Table 2. Comparisons of VAS, FTA and JOA score of the knee joint.

Comparison of incidence of complications

As shown in Table 3, a significantly lower incidence of complications was found in the observation group compared with the control group (p<0.05).

Group Case Neurovascular injury Deep infection Lower limb deep vein thrombosis Fracture Delayed union Recurrence of deformity Incidence of complications
Control group 52 3 1 1 3 2 3 13 (25.0)
Observation group 40 1 0 0 1 0 1 3 (7.5)
χ2               4.819
P               0.028

Table 3. Comparison of incidence of operation (case (%)).

Discussion

Blaimont et al. found that the surgical effects of HTO are superior, but the excessively high osteotomy plane increases the risk of tibial plateau fracture and proximal necrosis [9]. Hence, HTO is not recommended for the elderly or for patients with severe osteoporosis. Sprenger et al. [10] and Minzlaff et al. [11] observed satisfactory long-term effects of lateral tibial closing-wedge osteotomy on KOA patients with varus deformity. The main advantages of medial tibial openingwedge osteotomy over lateral closing osteotomy are that the lateral fibular head does not need to be exposed, proximal fibula osteotomy is avoided, injuries of the peroneal nerve and lateral collateral ligament are reduced and the lateral soft tissue tension is retained. Koshino et al. [12] and Takeuchi et al. [13] confirmed that medial tibial opening-wedge osteotomy can obtain satisfactory mid- and long-term effects. Domical tibial osteotomy is mainly used for children with lower limb varus– valgus deformities. However, this approach is less stable than wedge osteotomy and renders normal alignment with the nailtrack infection in the fixation of external fixator and other problems difficult to maintain. Krempen et al. [14] confirmed that domical tibial osteotomy has a certain application value. Early complications of HTO include infection, deep vein thrombosis, insufficient correction, intra-articular fractures, peroneal nerve injury, osteofascial compartment syndrome and knee stiffness, whereas late complications of this procedure include delayed union or non-union, deformity recurrence and internal fixation failure [15].
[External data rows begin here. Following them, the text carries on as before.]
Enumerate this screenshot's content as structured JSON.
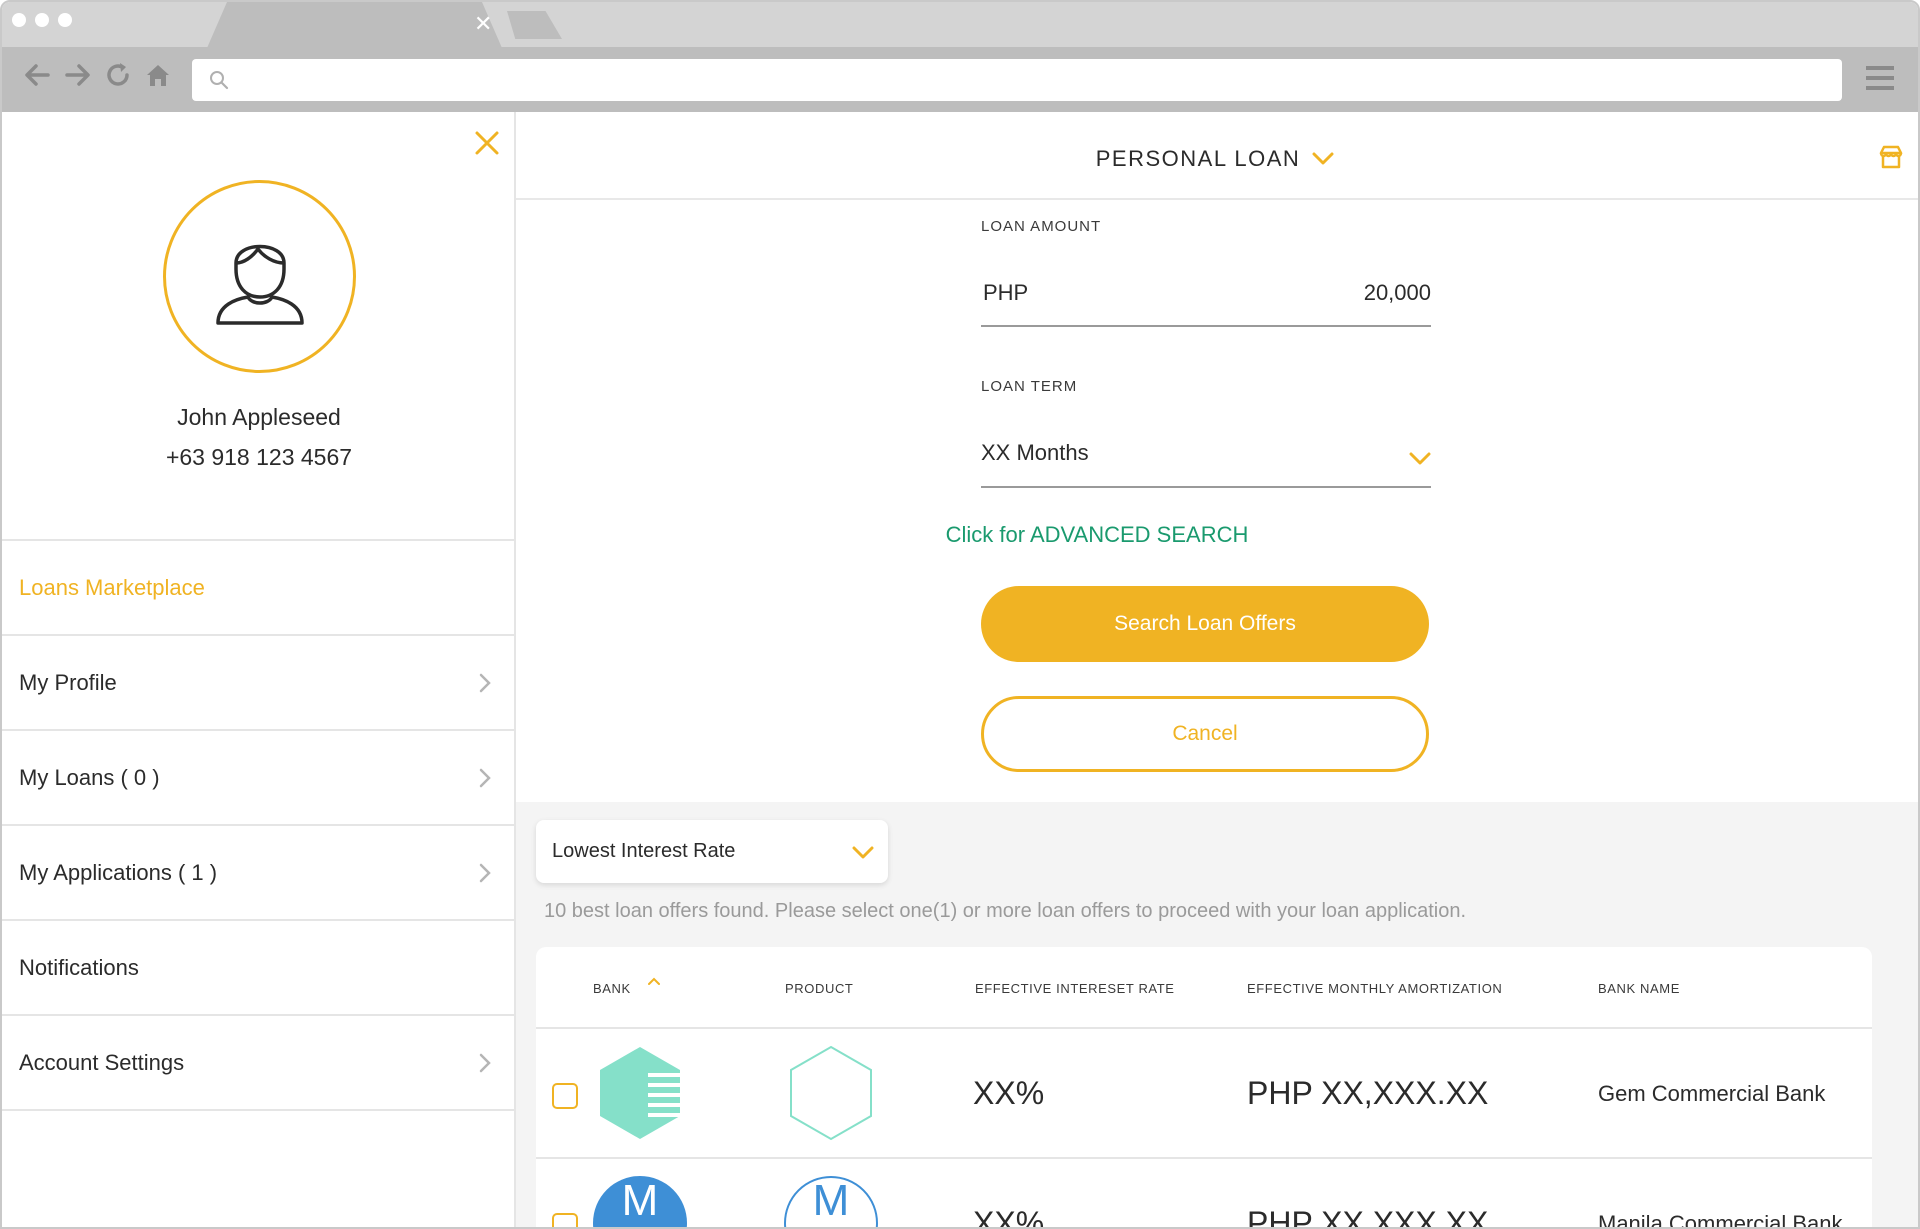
{
  "browser": {
    "address_placeholder": ""
  },
  "sidebar": {
    "user": {
      "name": "John Appleseed",
      "phone": "+63   918 123 4567"
    },
    "items": [
      {
        "label": "Loans Marketplace",
        "active": true,
        "chevron": false
      },
      {
        "label": "My Profile",
        "active": false,
        "chevron": true
      },
      {
        "label": "My Loans ( 0 )",
        "active": false,
        "chevron": true
      },
      {
        "label": "My Applications ( 1 )",
        "active": false,
        "chevron": true
      },
      {
        "label": "Notifications",
        "active": false,
        "chevron": false
      },
      {
        "label": "Account Settings",
        "active": false,
        "chevron": true
      }
    ]
  },
  "main": {
    "loan_type": "PERSONAL LOAN",
    "form": {
      "amount_label": "LOAN AMOUNT",
      "amount_currency": "PHP",
      "amount_value": "20,000",
      "term_label": "LOAN TERM",
      "term_value": "XX Months",
      "advanced_link": "Click for ADVANCED SEARCH",
      "search_button": "Search Loan Offers",
      "cancel_button": "Cancel"
    },
    "results": {
      "sort_value": "Lowest Interest Rate",
      "message": "10 best loan offers found. Please select one(1) or more loan offers to proceed with your loan application.",
      "columns": [
        "BANK",
        "PRODUCT",
        "EFFECTIVE INTERESET RATE",
        "EFFECTIVE MONTHLY AMORTIZATION",
        "BANK NAME"
      ],
      "rows": [
        {
          "bank_logo": "hexagon-lines-icon",
          "product_icon": "hexagon-outline-icon",
          "rate": "XX%",
          "amortization": "PHP XX,XXX.XX",
          "bank_name": "Gem Commercial Bank"
        },
        {
          "bank_logo": "circle-m-icon",
          "bank_logo_text": "M",
          "product_icon": "circle-m-outline-icon",
          "product_icon_text": "M",
          "rate": "XX%",
          "amortization": "PHP XX,XXX.XX",
          "bank_name": "Manila Commercial Bank"
        }
      ]
    }
  },
  "colors": {
    "accent": "#f0b323",
    "link": "#1a9a6e",
    "gem_logo": "#85e0c9",
    "manila_logo": "#3e8fd6"
  }
}
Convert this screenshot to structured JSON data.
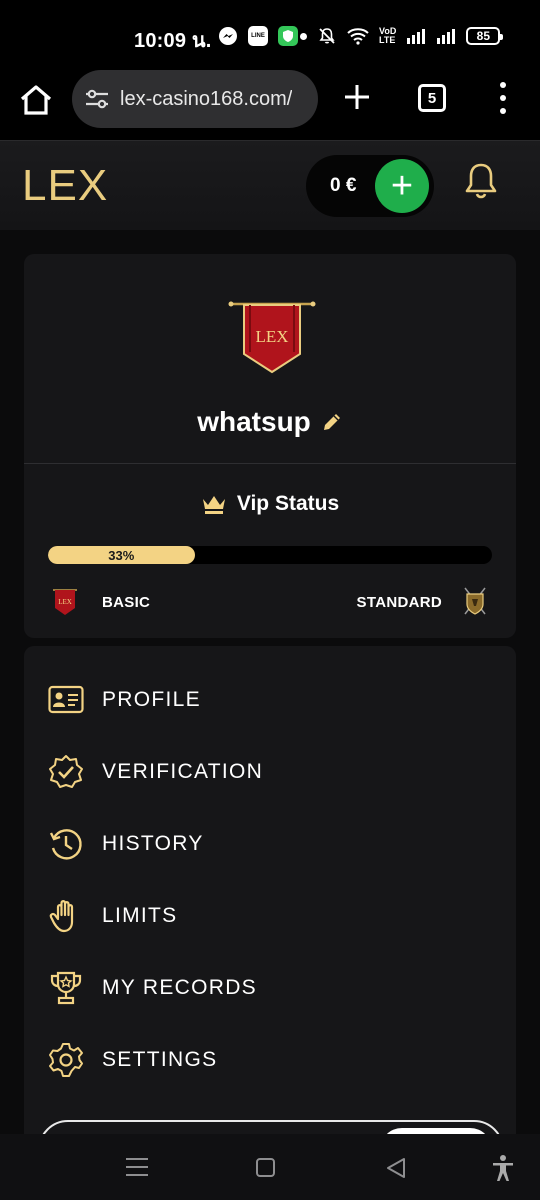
{
  "status_bar": {
    "time": "10:09 น.",
    "network_label_top": "VoD",
    "network_label_bottom": "LTE",
    "battery": "85"
  },
  "browser": {
    "url": "lex-casino168.com/",
    "tab_count": "5"
  },
  "site_header": {
    "logo": "LEX",
    "balance": "0 €",
    "deposit_symbol": "+"
  },
  "profile": {
    "banner_text": "LEX",
    "username": "whatsup",
    "vip_label": "Vip Status",
    "progress_percent": 33,
    "progress_label": "33%",
    "current_level": "BASIC",
    "next_level": "STANDARD",
    "mini_banner_text": "LEX"
  },
  "menu": {
    "items": [
      {
        "label": "PROFILE",
        "icon": "id-card-icon"
      },
      {
        "label": "VERIFICATION",
        "icon": "verified-badge-icon"
      },
      {
        "label": "HISTORY",
        "icon": "history-icon"
      },
      {
        "label": "LIMITS",
        "icon": "hand-icon"
      },
      {
        "label": "MY RECORDS",
        "icon": "trophy-icon"
      },
      {
        "label": "SETTINGS",
        "icon": "gear-icon"
      }
    ]
  },
  "colors": {
    "gold": "#e9cc7f",
    "progress_gold": "#f3d384",
    "deposit_green": "#1fae4b",
    "card_bg": "#161618",
    "banner_red": "#b0141c"
  }
}
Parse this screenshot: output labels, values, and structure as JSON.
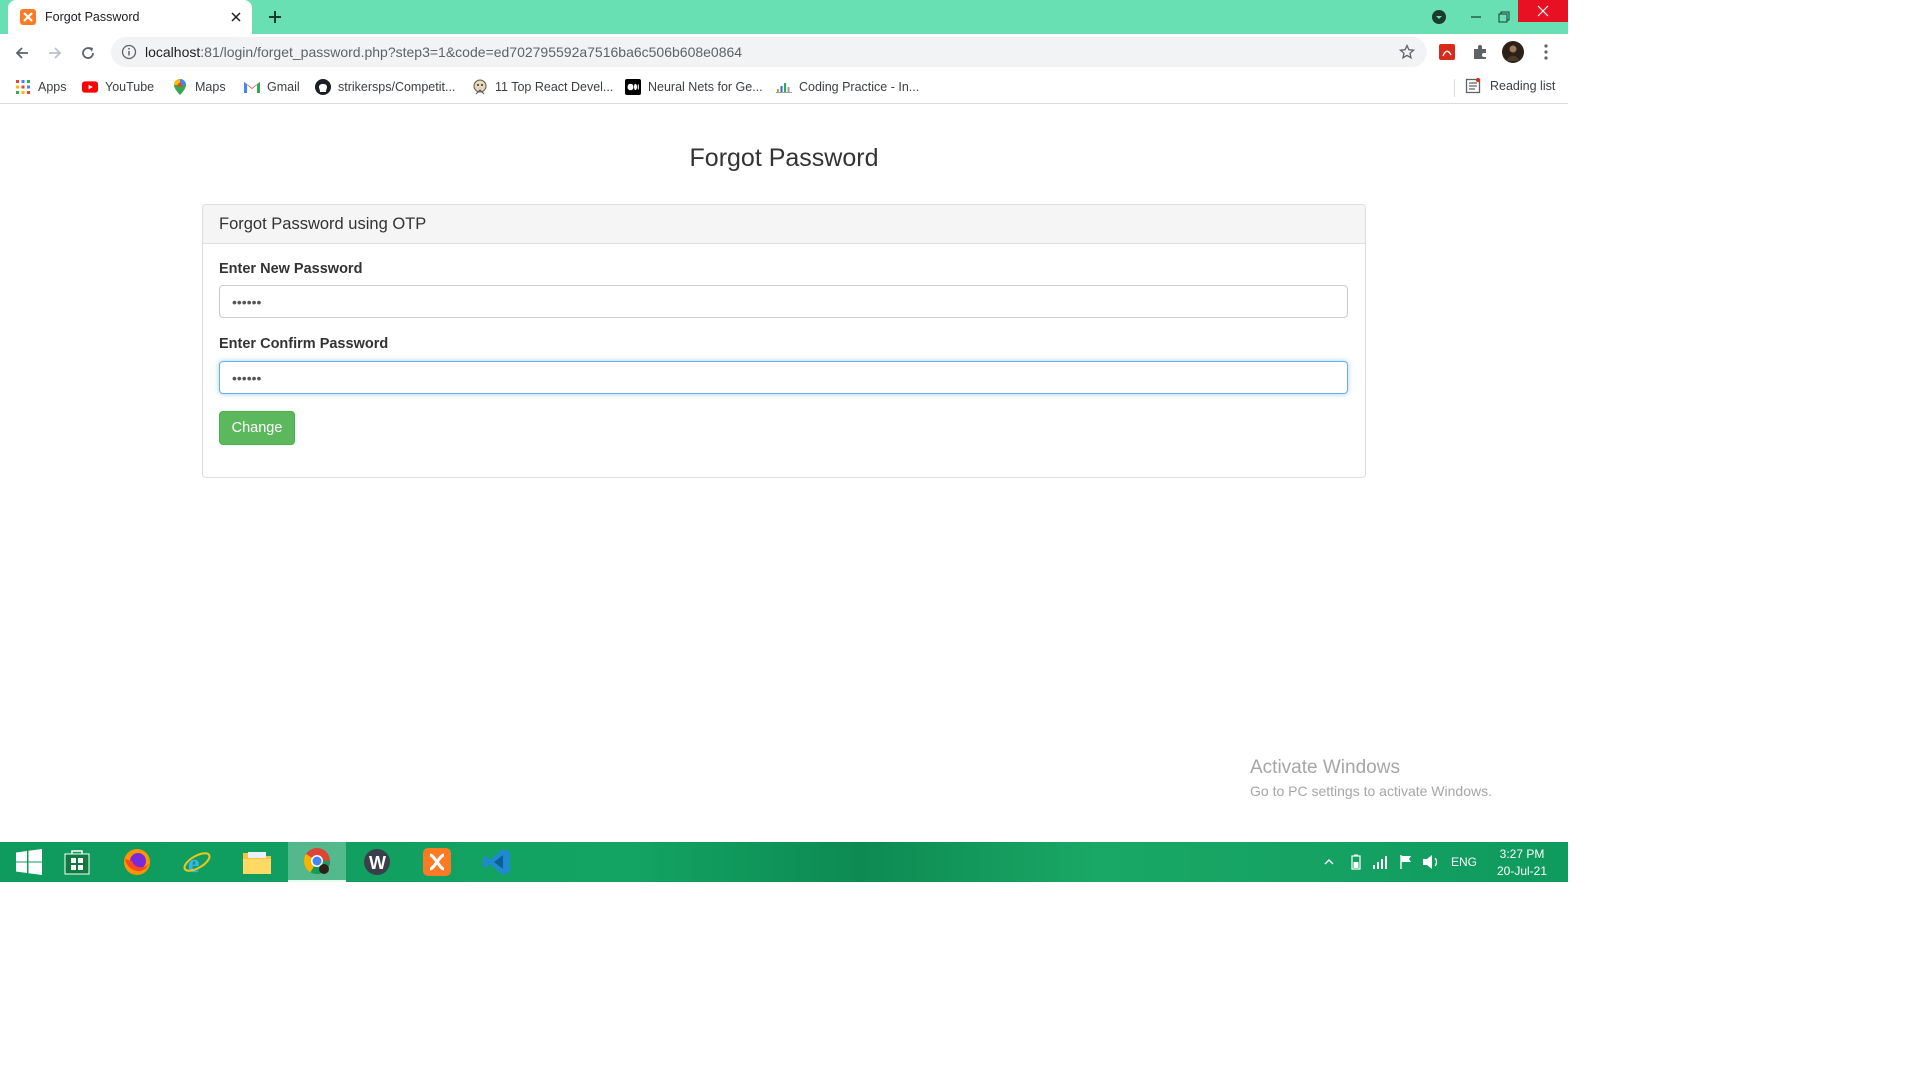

In proximal fibula osteotomy, the fibular head is pulled to the distal end through the soleus muscle and peroneus longus to form a lever structure, with the lateral tibial plateau as the fulcrum used to pry the medial femoral condyle to reduce the stress of medial plateau. Hence, the load of the knee joint is transferred from the medial plateau to the lateral plateau, and the distal femoral mechanical axis is rearranged to relieve the lateral soft tissue tension of the knee joint and remove KOA symptoms [16]. Some studies also argued that this procedure is associated with low intra-osseous pressure and pain relief [17]. The key to fibular osteotomy is the accurate fibular osteotomy height and length and the peroneal nerve protection. Performing fibular osteotomy in an area 4-7 cm away from the fibular head lowers the risk of peroneal nerve injury and produces satisfactory curative effects after operation [18].

HTO is used to directly correct varus deformity of the knee joint, and its indirect correction capacity is stronger than that of fibular osteotomy; therefore, HTO is more appropriate for patients with serious varus deformity than fibular osteotomy [19]. The present study showed that proximal fibular osteotomy decreased the operation time, bleeding amount during operation and drainage volume after operation while shortened the full weight-bearing time; decreased the pain VAS and FTA and increased the JOA score of the knee joint; and decreased the incidence of complications. These results suggest that the short-term and long-term surgical effects of proximal fibular osteotomy on varus KOA are superior to those of HTO, which has certain clinical promotion value. The long-term therapeutic effect of fibular osteotomy needs further follow-up observation.